# Remembrance Sunday 2018



## Weasley (Nov 1, 2018)

We will be in Seville for the centenary of Armistice Day and would like to attend a service of remberance. Does anyone know of anything arranged in Seville?

Many thanks


----------



## baldilocks (Mar 7, 2010)

Weasley said:


> We will be in Seville for the centenary of Armistice Day and would like to attend a service of remberance. Does anyone know of anything arranged in Seville?
> 
> Many thanks


Unless it is something organised by local Brits - it will be most unlikely, since Spain was not a party to WWI or WWII.


----------



## Alcalaina (Aug 6, 2010)

I think the nearest you'll get is Gibraltar - a good two hours' drive from Seville.


----------



## jimenato (Nov 21, 2009)

Alcalaina said:


> I think the nearest you'll get is Gibraltar - a good two hours' drive from Seville.


Might find something in Ayamonte or Chiclana both of which have sizeable Brit communities but they are both a fair way from Seville. And I don't know how you would find out.


----------



## baldilocks (Mar 7, 2010)

jimenato said:


> Might find something in Ayamonte or Chiclana both of which have sizeable Brit communities but they are both a fair way from Seville. And I don't know how you would find out.

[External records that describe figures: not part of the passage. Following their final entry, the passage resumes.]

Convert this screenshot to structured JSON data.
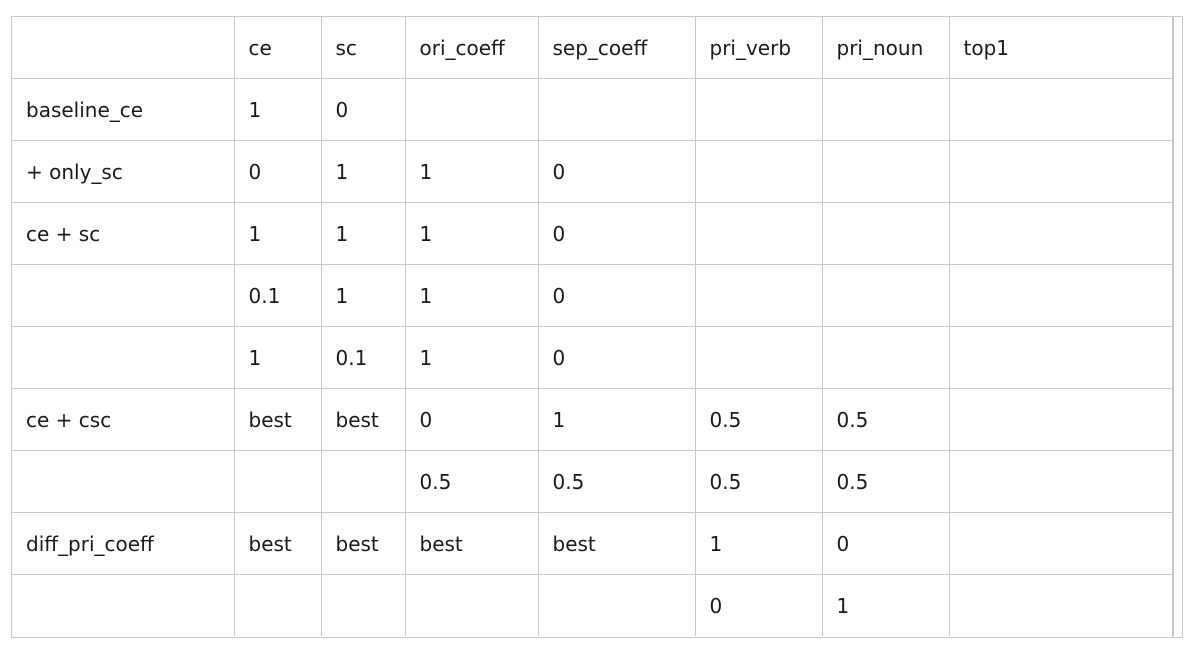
{
  "table": {
    "headers": [
      "",
      "ce",
      "sc",
      "ori_coeff",
      "sep_coeff",
      "pri_verb",
      "pri_noun",
      "top1"
    ],
    "rows": [
      [
        "baseline_ce",
        "1",
        "0",
        "",
        "",
        "",
        "",
        ""
      ],
      [
        "+ only_sc",
        "0",
        "1",
        "1",
        "0",
        "",
        "",
        ""
      ],
      [
        "ce + sc",
        "1",
        "1",
        "1",
        "0",
        "",
        "",
        ""
      ],
      [
        "",
        "0.1",
        "1",
        "1",
        "0",
        "",
        "",
        ""
      ],
      [
        "",
        "1",
        "0.1",
        "1",
        "0",
        "",
        "",
        ""
      ],
      [
        "ce + csc",
        "best",
        "best",
        "0",
        "1",
        "0.5",
        "0.5",
        ""
      ],
      [
        "",
        "",
        "",
        "0.5",
        "0.5",
        "0.5",
        "0.5",
        ""
      ],
      [
        "diff_pri_coeff",
        "best",
        "best",
        "best",
        "best",
        "1",
        "0",
        ""
      ],
      [
        "",
        "",
        "",
        "",
        "",
        "0",
        "1",
        ""
      ]
    ]
  }
}
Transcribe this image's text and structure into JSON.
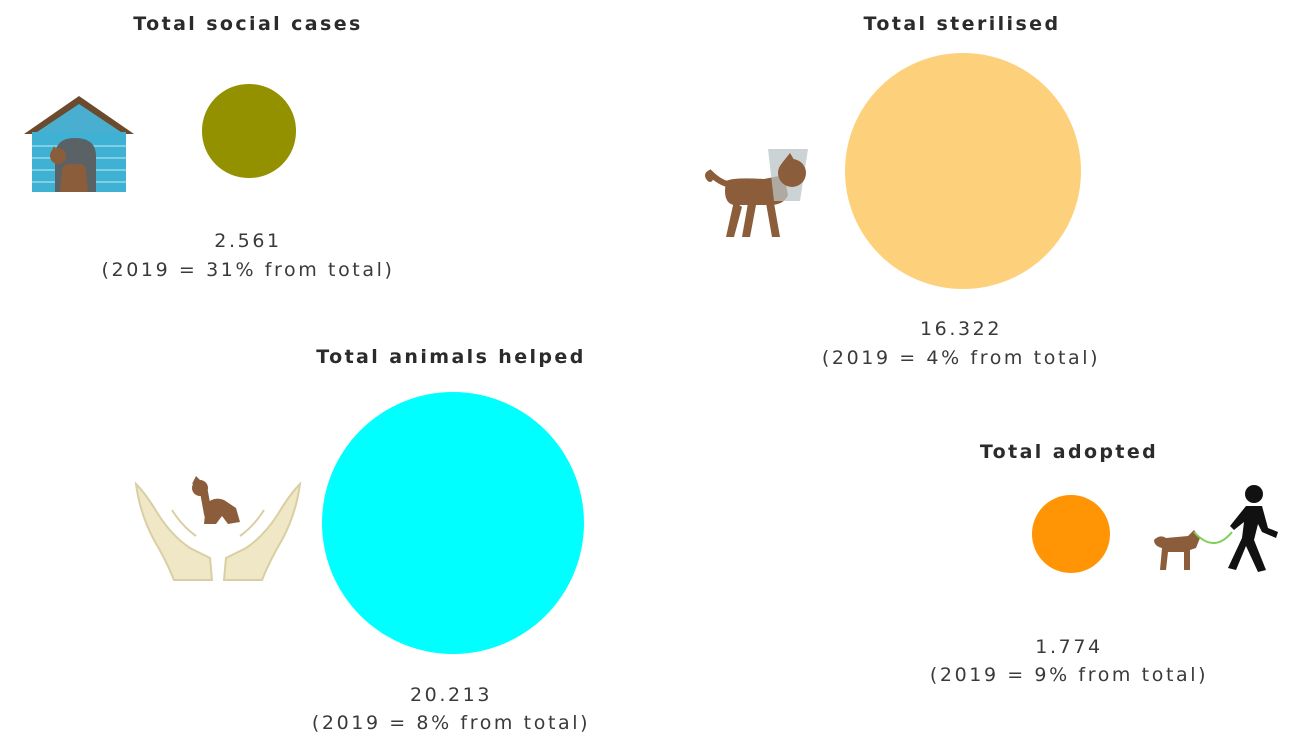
{
  "chart_data": {
    "type": "bubble",
    "metrics": [
      {
        "key": "social",
        "title": "Total social cases",
        "value": 2561,
        "value_label": "2.561",
        "note": "(2019 = 31% from total)",
        "color": "#949100",
        "icon": "doghouse-icon"
      },
      {
        "key": "sterilised",
        "title": "Total sterilised",
        "value": 16322,
        "value_label": "16.322",
        "note": "(2019 = 4% from total)",
        "color": "#fdd17c",
        "icon": "dog-with-cone-icon"
      },
      {
        "key": "helped",
        "title": "Total animals helped",
        "value": 20213,
        "value_label": "20.213",
        "note": "(2019 = 8% from total)",
        "color": "#00ffff",
        "icon": "hands-holding-dog-icon"
      },
      {
        "key": "adopted",
        "title": "Total adopted",
        "value": 1774,
        "value_label": "1.774",
        "note": "(2019 = 9% from total)",
        "color": "#ff9505",
        "icon": "person-walking-dog-icon"
      }
    ]
  }
}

British Legion in Spain (South) are the ones most likely to know the answer to this:
Royal British Legion Branches in Spain South - Spain South - The Royal British Legion.


----------



## bikerboy123 (Sep 30, 2018)

don't bother coming to Nerja, last year the old woman that gave out poppies was told to sling her hook when she stood OUTSIDE the sunday flea market by the organisers of the market yet they said sod all to the usual bible bashers with their stall outside also outside trying to 'convert' us to some obscure religion, they threatened to call the police if she didn't move away, true story, (Malvinas??? who knows).


----------



## bikerboy123 (Sep 30, 2018)

bikerboy123 said:


> don't bother coming to Nerja, last year the old woman that gave out poppies was told to sling her hook when she stood OUTSIDE the sunday flea market by the organisers of the market yet they said sod all to the usual bible bashers with their stall outside also outside trying to 'convert' us to some obscure religion, they threatened to call the police if she didn't move away, true story, (Malvinas??? who knows).



google 'poppy seller nerja market'


----------



## growurown (Sep 3, 2018)

bikerboy123 said:


> don't bother coming to Nerja, last year the old woman that gave out poppies was told to sling her hook when she stood OUTSIDE the sunday flea market by the organisers of the market yet they said sod all to the usual bible bashers with their stall outside also outside trying to 'convert' us to some obscure religion, they threatened to call the police if she didn't move away, true story, (Malvinas??? who knows).


Maybe if she got the proper permits to do so this would not be news.


----------



## bikerboy123 (Sep 30, 2018)

growurown said:


> Maybe if she got the proper permits to do so this would not be news.


and what permit would this be, she wasn't selling anything or inside the market?


----------



## bikerboy123 (Sep 30, 2018)

growurown said:


> Maybe if she got the proper permits to do so this would not be news.


do all the women/men that sit outside the supermarkets year in year out with a cardboard sign and begging bowl have 'permits'? there is one outside the local supermarket that has been there years, this woman just wanted two hours once a year.


----------



## growurown (Sep 3, 2018)

bikerboy123 said:


> do all the women/men that sit outside the supermarkets year in year out with a cardboard sign and begging bowl have 'permits'? there is one outside the local supermarket that has been there years, this woman just wanted two hours once a year.


You can search your own fav search engine for what she would need to be legal - I guess as a charity or non-profit as THE CHURCH does because if she had that piece of paper she would not have made the news ( let me guess - olivepress??? ).

Those people that sit outside your local mecredona ( terrible supermarket) are hit with a fine of - in Benidorm it is €15 - if they are stopped by the police, so not alot compared to what the gang(s) brings in daily. There are no criminal charges, just a fine.

Maybe the people that run the Domingo flea market just do not like the English. There is alot of that here n there.

I have always been told and even our countries website says - know the rules of the country you are visiting or living in and follow them as this is not your country with the same rules-laws. She should have done this and there would have been no problems.


----------